Moul had been pursuing relationships with five United Kingdom companies before the trip, he said, but he used the trade mission "as a catalyst to getting the meetings scheduled." Coming with the mayor, he wrote in an e-mail, "added a bit of gravitas, for lack of a better word, that lent an air of importance to our efforts. . . . We are exploring no less than five partnerships as a way to expand our reach into the U.K.," wrote Moul, who returned to Philadelphia on Thursday. "The prospects are so intriguing that I plan to make another trip back in the coming weeks."

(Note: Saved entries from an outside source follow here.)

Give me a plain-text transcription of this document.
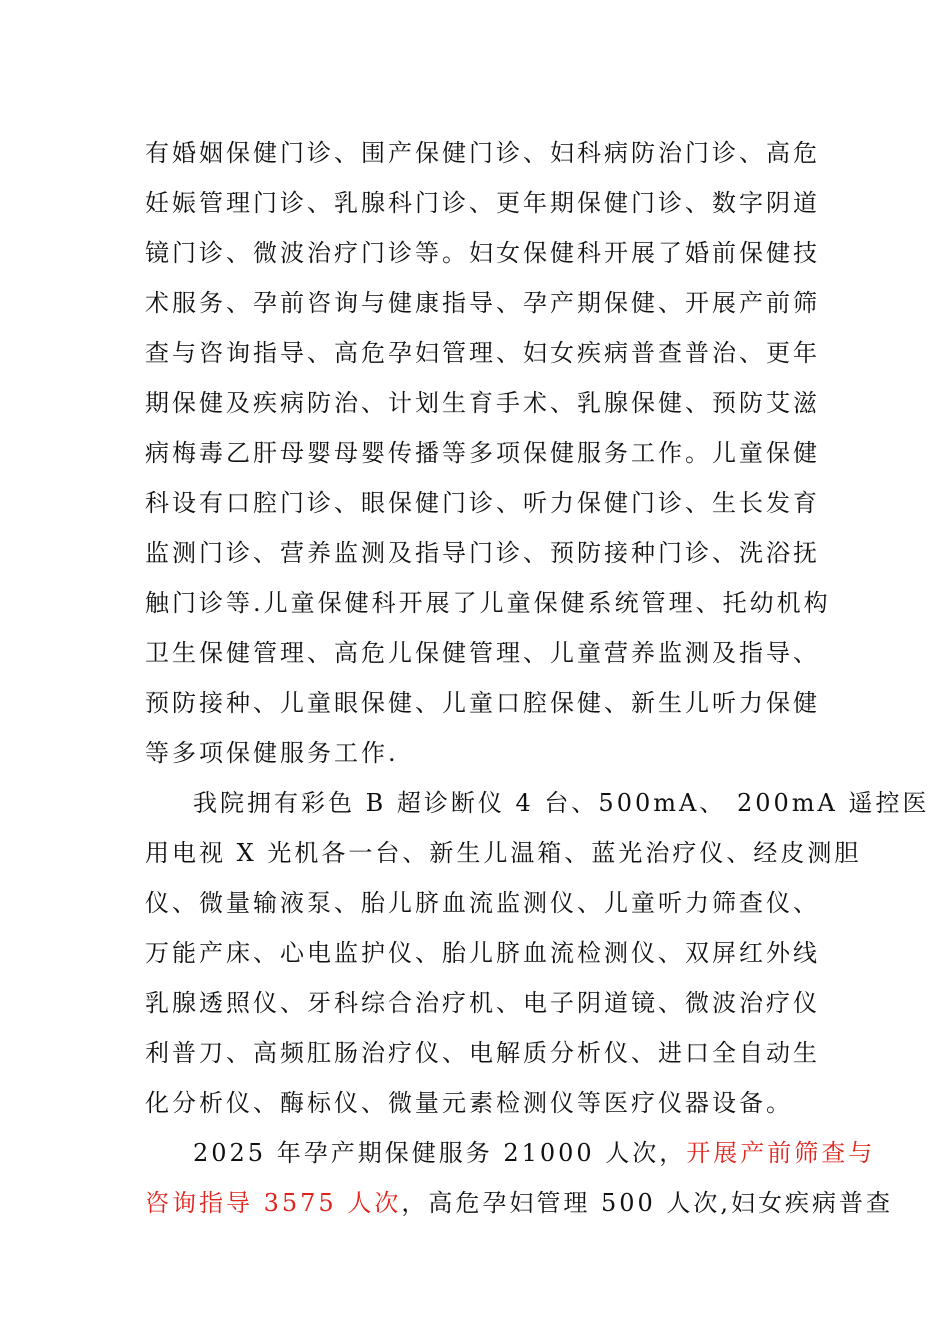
有婚姻保健门诊、围产保健门诊、妇科病防治门诊、高危
妊娠管理门诊、乳腺科门诊、更年期保健门诊、数字阴道
镜门诊、微波治疗门诊等。妇女保健科开展了婚前保健技
术服务、孕前咨询与健康指导、孕产期保健、开展产前筛
查与咨询指导、高危孕妇管理、妇女疾病普查普治、更年
期保健及疾病防治、计划生育手术、乳腺保健、预防艾滋
病梅毒乙肝母婴母婴传播等多项保健服务工作。儿童保健
科设有口腔门诊、眼保健门诊、听力保健门诊、生长发育
监测门诊、营养监测及指导门诊、预防接种门诊、洗浴抚
触门诊等.儿童保健科开展了儿童保健系统管理、托幼机构
卫生保健管理、高危儿保健管理、儿童营养监测及指导、
预防接种、儿童眼保健、儿童口腔保健、新生儿听力保健
等多项保健服务工作.
我院拥有彩色 B 超诊断仪 4 台、500mA、 200mA 遥控医
用电视 X 光机各一台、新生儿温箱、蓝光治疗仪、经皮测胆
仪、微量输液泵、胎儿脐血流监测仪、儿童听力筛查仪、
万能产床、心电监护仪、胎儿脐血流检测仪、双屏红外线
乳腺透照仪、牙科综合治疗机、电子阴道镜、微波治疗仪
利普刀、高频肛肠治疗仪、电解质分析仪、进口全自动生
化分析仪、酶标仪、微量元素检测仪等医疗仪器设备。
2025 年孕产期保健服务 21000 人次，开展产前筛查与
咨询指导 3575 人次，高危孕妇管理 500 人次,妇女疾病普查
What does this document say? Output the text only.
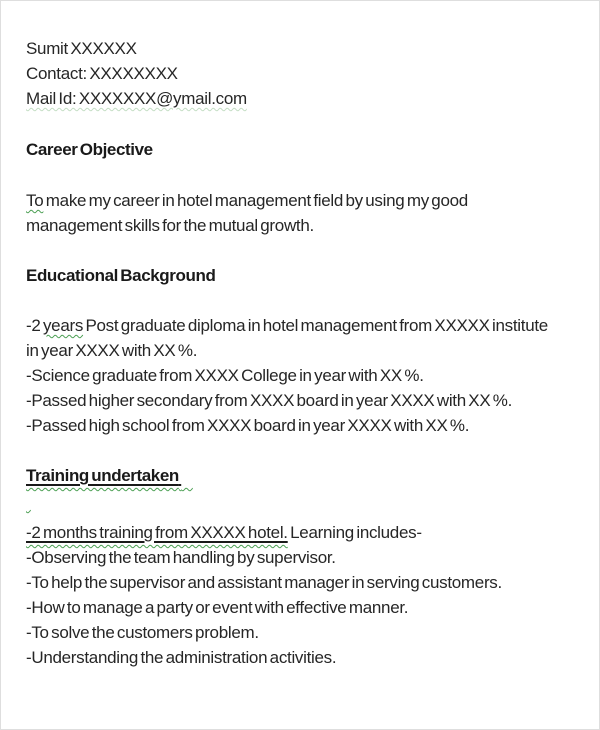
Sumit XXXXXX
Contact: XXXXXXXX
Mail Id: XXXXXXX@ymail.com
Career Objective
To make my career in hotel management field by using my good
management skills for the mutual growth.
Educational Background
-2 years Post graduate diploma in hotel management from XXXXX institute
in year XXXX with XX %.
-Science graduate from XXXX College in year with XX %.
-Passed higher secondary from XXXX board in year XXXX with XX %.
-Passed high school from XXXX board in year XXXX with XX %.
Training undertaken

-2 months training from XXXXX hotel. Learning includes-
-Observing the team handling by supervisor.
-To help the supervisor and assistant manager in serving customers.
-How to manage a party or event with effective manner.
-To solve the customers problem.
-Understanding the administration activities.
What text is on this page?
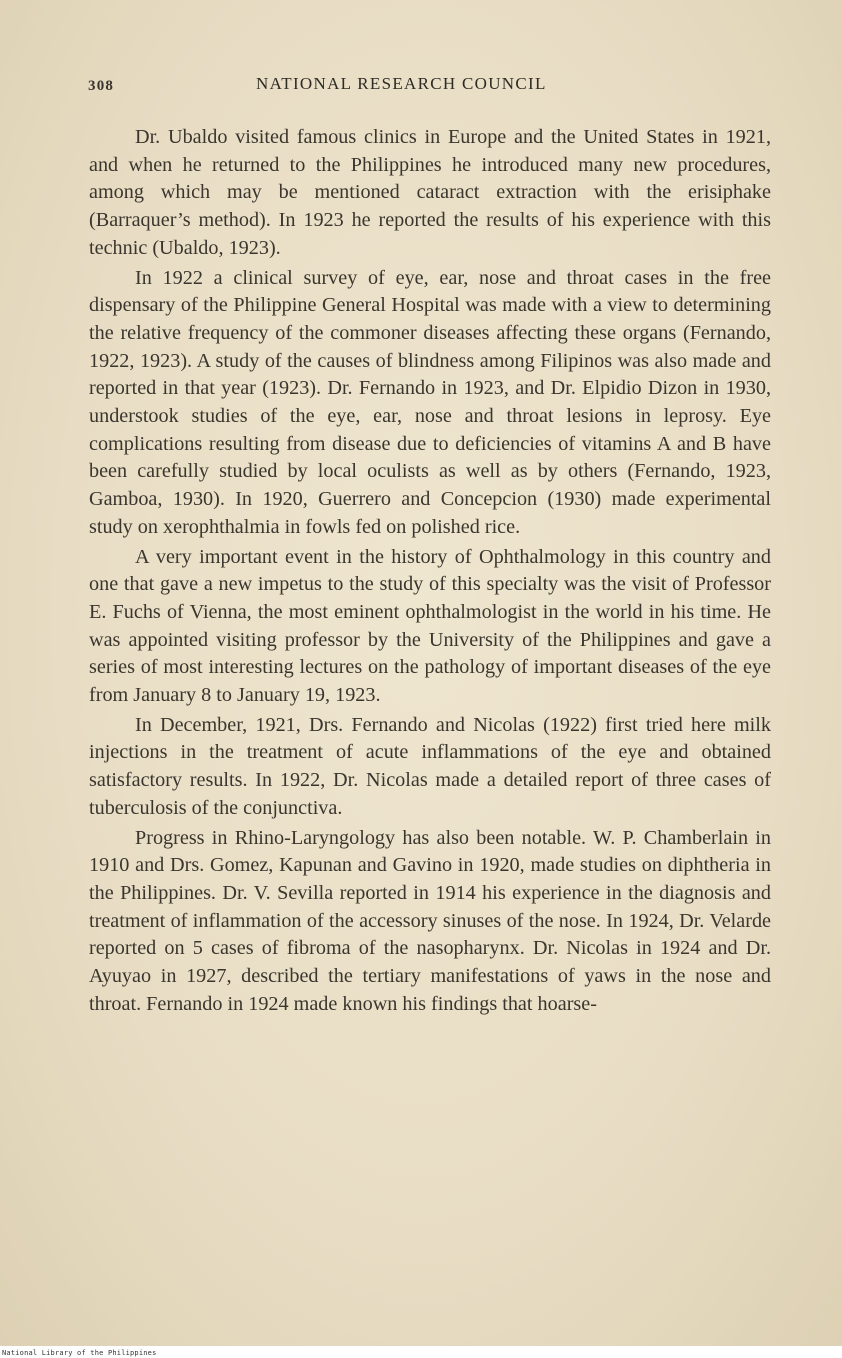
308	NATIONAL RESEARCH COUNCIL

Dr. Ubaldo visited famous clinics in Europe and the United States in 1921, and when he returned to the Philippines he introduced many new procedures, among which may be mentioned cataract extraction with the erisiphake (Barraquer’s method). In 1923 he reported the results of his experience with this technic (Ubaldo, 1923).

In 1922 a clinical survey of eye, ear, nose and throat cases in the free dispensary of the Philippine General Hospital was made with a view to determining the relative frequency of the commoner diseases affecting these organs (Fernando, 1922, 1923). A study of the causes of blindness among Filipinos was also made and reported in that year (1923). Dr. Fernando in 1923, and Dr. Elpidio Dizon in 1930, understook studies of the eye, ear, nose and throat lesions in leprosy. Eye complications resulting from disease due to deficiencies of vitamins A and B have been carefully studied by local oculists as well as by others (Fernando, 1923, Gamboa, 1930). In 1920, Guerrero and Concepcion (1930) made experimental study on xerophthalmia in fowls fed on polished rice.

A very important event in the history of Ophthalmology in this country and one that gave a new impetus to the study of this specialty was the visit of Professor E. Fuchs of Vienna, the most eminent ophthalmologist in the world in his time. He was appointed visiting professor by the University of the Philippines and gave a series of most interesting lectures on the pathology of important diseases of the eye from January 8 to January 19, 1923.

In December, 1921, Drs. Fernando and Nicolas (1922) first tried here milk injections in the treatment of acute inflammations of the eye and obtained satisfactory results. In 1922, Dr. Nicolas made a detailed report of three cases of tuberculosis of the conjunctiva.

Progress in Rhino-Laryngology has also been notable. W. P. Chamberlain in 1910 and Drs. Gomez, Kapunan and Gavino in 1920, made studies on diphtheria in the Philippines. Dr. V. Sevilla reported in 1914 his experience in the diagnosis and treatment of inflammation of the accessory sinuses of the nose. In 1924, Dr. Velarde reported on 5 cases of fibroma of the nasopharynx. Dr. Nicolas in 1924 and Dr. Ayuyao in 1927, described the tertiary manifestations of yaws in the nose and throat. Fernando in 1924 made known his findings that hoarse-

National Library of the Philippines
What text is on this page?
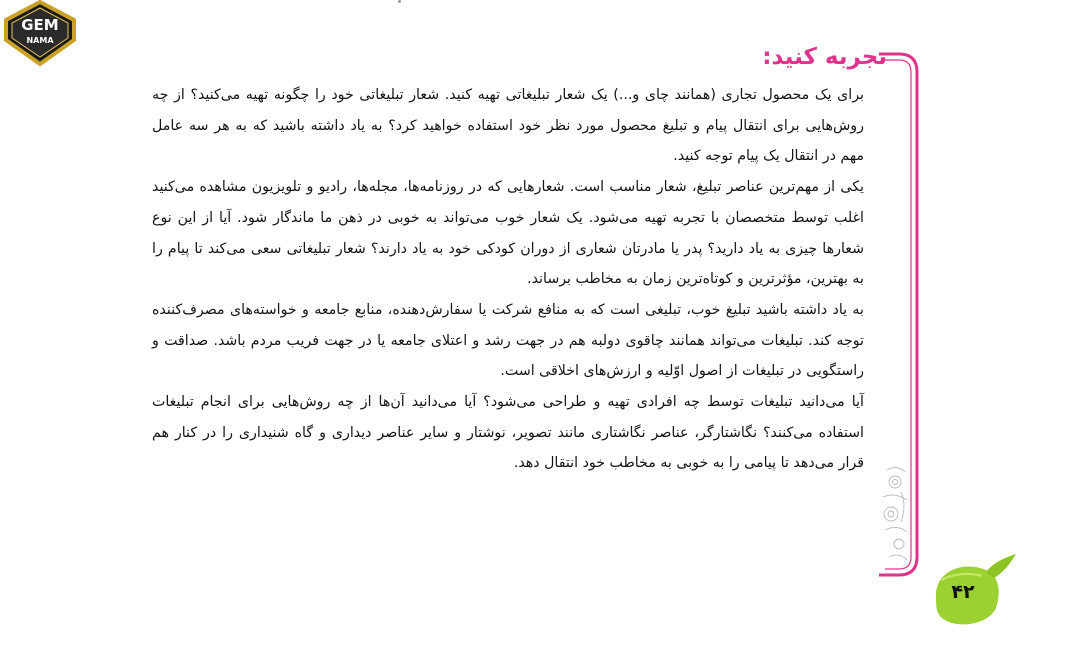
GEM
NAMA
تجربه کنید:

برای یک محصول تجاری (همانند چای و...) یک شعار تبلیغاتی تهیه کنید. شعار تبلیغاتی خود را چگونه تهیه می‌کنید؟ از چه روش‌هایی برای انتقال پیام و تبلیغ محصول مورد نظر خود استفاده خواهید کرد؟ به یاد داشته باشید که به هر سه عامل مهم در انتقال یک پیام توجه کنید.

یکی از مهم‌ترین عناصر تبلیغ، شعار مناسب است. شعارهایی که در روزنامه‌ها، مجله‌ها، رادیو و تلویزیون مشاهده می‌کنید اغلب توسط متخصصان با تجربه تهیه می‌شود. یک شعار خوب می‌تواند به خوبی در ذهن ما ماندگار شود. آیا از این نوع شعارها چیزی به یاد دارید؟ پدر یا مادرتان شعاری از دوران کودکی خود به یاد دارند؟ شعار تبلیغاتی سعی می‌کند تا پیام را به بهترین، مؤثرترین و کوتاه‌ترین زمان به مخاطب برساند.

به یاد داشته باشید تبلیغ خوب، تبلیغی است که به منافع شرکت یا سفارش‌دهنده، منابع جامعه و خواسته‌های مصرف‌کننده توجه کند. تبلیغات می‌تواند همانند چاقوی دولبه هم در جهت رشد و اعتلای جامعه یا در جهت فریب مردم باشد. صداقت و راستگویی در تبلیغات از اصول اوّلیه و ارزش‌های اخلاقی است.

آیا می‌دانید تبلیغات توسط چه افرادی تهیه و طراحی می‌شود؟ آیا می‌دانید آن‌ها از چه روش‌هایی برای انجام تبلیغات استفاده می‌کنند؟ نگاشتارگر، عناصر نگاشتاری مانند تصویر، نوشتار و سایر عناصر دیداری و گاه شنیداری را در کنار هم قرار می‌دهد تا پیامی را به خوبی به مخاطب خود انتقال دهد.

۴۲
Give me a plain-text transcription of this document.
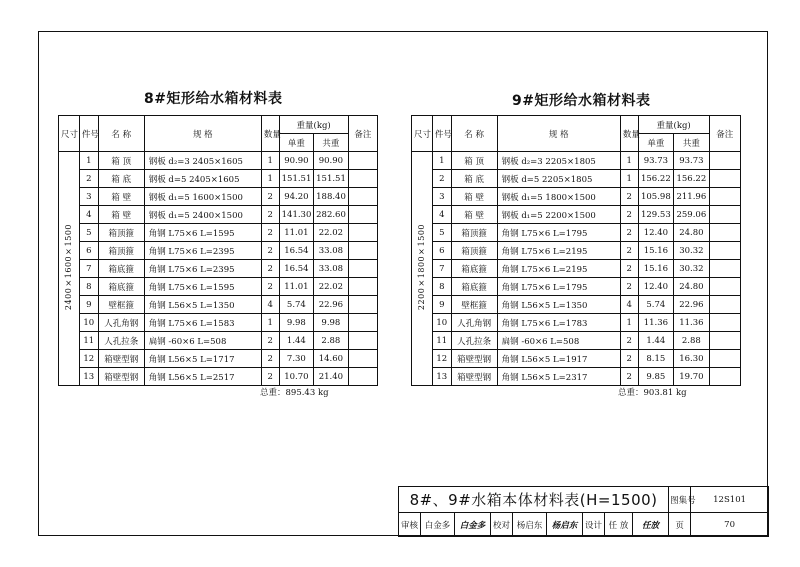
8#矩形给水箱材料表
尺寸	件号	名 称	规 格	数量	重量(kg)		备注
					单重	共重	
2400×1600×1500	1	箱 顶	钢板 d₂=3 2405×1605	1	90.90	90.90	
	2	箱 底	钢板 d=5 2405×1605	1	151.51	151.51	
	3	箱 壁	钢板 d₁=5 1600×1500	2	94.20	188.40	
	4	箱 壁	钢板 d₁=5 2400×1500	2	141.30	282.60	
	5	箱顶箍	角钢 L75×6 L=1595	2	11.01	22.02	
	6	箱顶箍	角钢 L75×6 L=2395	2	16.54	33.08	
	7	箱底箍	角钢 L75×6 L=2395	2	16.54	33.08	
	8	箱底箍	角钢 L75×6 L=1595	2	11.01	22.02	
	9	壁框箍	角钢 L56×5 L=1350	4	5.74	22.96	
	10	人孔角钢	角钢 L75×6 L=1583	1	9.98	9.98	
	11	人孔拉条	扁钢 -60×6 L=508	2	1.44	2.88	
	12	箱壁型钢	角钢 L56×5 L=1717	2	7.30	14.60	
	13	箱壁型钢	角钢 L56×5 L=2517	2	10.70	21.40	
总重：895.43 kg
9#矩形给水箱材料表
尺寸	件号	名 称	规 格	数量	重量(kg)		备注
					单重	共重	
2200×1800×1500	1	箱 顶	钢板 d₂=3 2205×1805	1	93.73	93.73	
	2	箱 底	钢板 d=5 2205×1805	1	156.22	156.22	
	3	箱 壁	钢板 d₁=5 1800×1500	2	105.98	211.96	
	4	箱 壁	钢板 d₁=5 2200×1500	2	129.53	259.06	
	5	箱顶箍	角钢 L75×6 L=1795	2	12.40	24.80	
	6	箱顶箍	角钢 L75×6 L=2195	2	15.16	30.32	
	7	箱底箍	角钢 L75×6 L=2195	2	15.16	30.32	
	8	箱底箍	角钢 L75×6 L=1795	2	12.40	24.80	
	9	壁框箍	角钢 L56×5 L=1350	4	5.74	22.96	
	10	人孔角钢	角钢 L75×6 L=1783	1	11.36	11.36	
	11	人孔拉条	扁钢 -60×6 L=508	2	1.44	2.88	
	12	箱壁型钢	角钢 L56×5 L=1917	2	8.15	16.30	
	13	箱壁型钢	角钢 L56×5 L=2317	2	9.85	19.70	
总重：903.81 kg
8#、9#水箱本体材料表(H=1500)									图集号	12S101
审核	白金多	白金多	校对	杨启东	杨启东	设计	任 放	任放	页	70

Renold J. Capocasale, chief executive officer of FlowMetric in Doylestown, and Paul Trenholm, president of Derbyshire Machine & Tool Co. of Philadelphia, reported similar successes.
"FlowMetric was able to establish strategic ties with an exciting mix of U.K. Biotech clients," Capocasale wrote in an e-mail sent from his next stop, Milan, Italy. "FlowMetric was also able to strengthen ties with existing partners GSK [GlaxoSmithKline] and Huntingdon Life Sciences."
Trenholm said he was able to get his company, which builds systems for large ships, to be certified to bid for business with the Royal Navy.
They represented three of the 17 businesses that made the London portion of the trip. There were 11 with Nutter in Israel.
Businesses finding partners and new business was only a portion of the trip's agenda.
Deputy Mayor for Economic Development Alan Greenberger and his staff were charged with finding overseas firms that might be interested in setting up shop in Philadelphia.
Among dinners, receptions, and other mission duties, Greenberger and his staff were scheduled to meet with nine firms. When he was interviewed Friday, Greenberger had completed six of those meetings and was cautiously optimistic that at least two to three were showing serious interest.
It is not an overnight process, he said, but one in which these initial face-to-face get-togethers are important for establishing if Philadelphia makes sense to a company and for creating a personal comfort level that can seal a deal.
"You look for companies where their needs and yours align," he said. "Then you push hard." The next step is to persuade the companies to pay Philadelphia a visit.
One company Greenberger was high on had developed a process to recycle used tires by separating the rubber, steel, and the carbon black that colors the rubber. Philadelphia, as an older East Coast city with more than its share of old tires, seemed a good fit for the firm, he said.
Ultimately, Greenberger said, it will be a great success if the city can land three of the nine firms he targeted.
"If we get two, that's not bad." he said. "If we get one, OK."
The star of the trip has been Nutter, who has wowed every group he has spoken with and impressed when working a room one-on-one.
His message has consistently touched upon the city's resources and renaissance.
While his reception has been enthusiastic, Nutter acknowledged there remained an image problem for the city. Overseas knowledge of Philadelphia seems to consist of 1776, cream cheese, and cheesesteaks.
"This has reaffirmed for me that we need to do a better job marketing the city and selling our story," he said. "The world wants to come to our door. We can no longer afford to be myopic and parochial." To do that, the city needs to be willing to find the resources to sell itself, he said. Its current budget for international marketing is an insignificant $1 million.
"We have a rightful place in the world," he said. "We have to embrace and promote it."